Love him or hate him, Bill Clinton made a hell of a lot of sense speaking at the Cannes ad festival on June 21. His message was simple: Use your power to communicate to help solve some of the world’s biggest problems.

In looking at graduate advertising programs, and speaking to professors and students alike, Southern Methodist University’s Temerlin Advertising Institute stands out in this regard. Program director, Dr. Carrie LaFerle, made clear to me that one of the cornerstones of TAI’s program is social responsibility. She truly believes that “the new generation of advertising professionals believe it’s okay to succeed, but not at any cost.” The program instills in its students respect for the consumers they will serve and accountability for the culture they will help shape.

Clinton emphasized society’s need for honest, synthesized communication and Adland’s power to create just that. In a landscape that is increasingly global, enabled by technology, and overwhelmed with choices, communicators’ influence is greater than ever before. Focused messages, good or bad, reach consumers faster and permeate deeper. Advertisers have a responsibility to acknowledge the new socially and globally conscious consumer, and to use their unique tools as a force for social change.
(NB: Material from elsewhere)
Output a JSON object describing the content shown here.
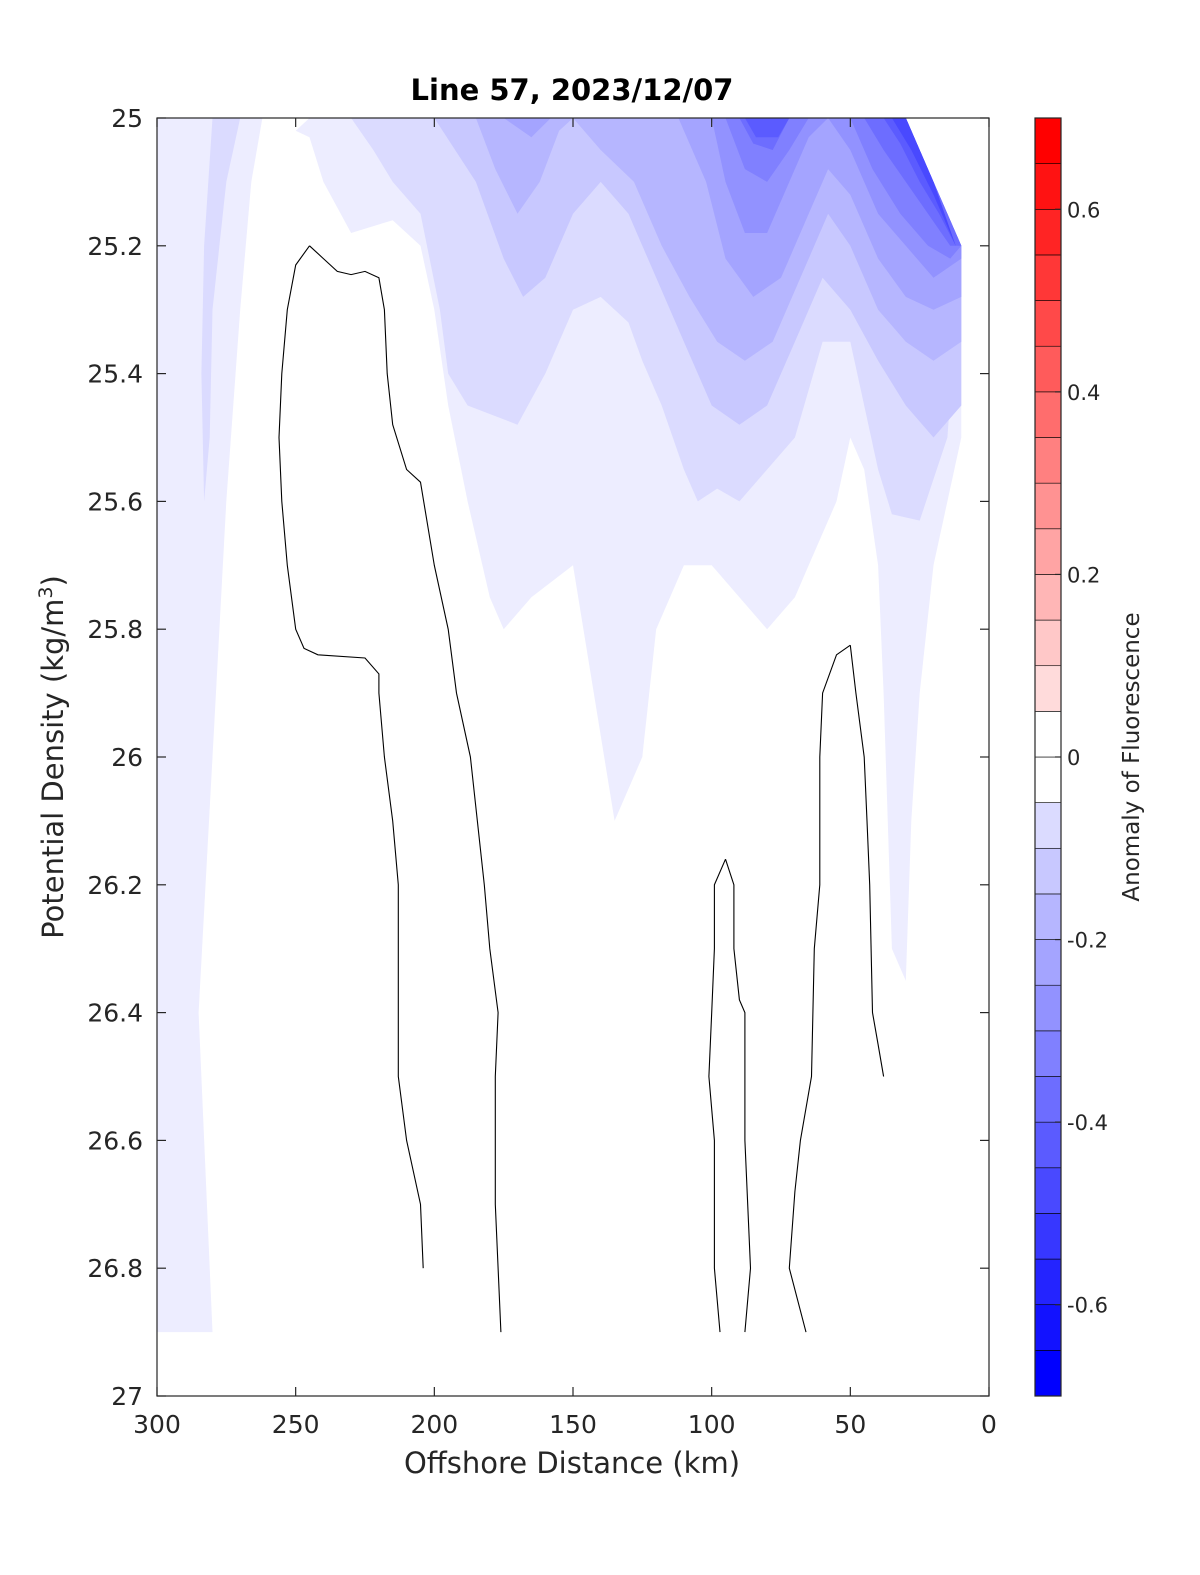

Advertisers shift toward social media has served consumers and brands well – a similar shift toward social consciousness will undoubtedly do the same.

The more I think about it, the more I realize this is actually important to me – there’s too much negativity, too much lying, and too many messages that poison consumers’ thoughts, and too often in the case of women and adolescents, confidence. To be able to make a positive impact by doing something I love? What could be better?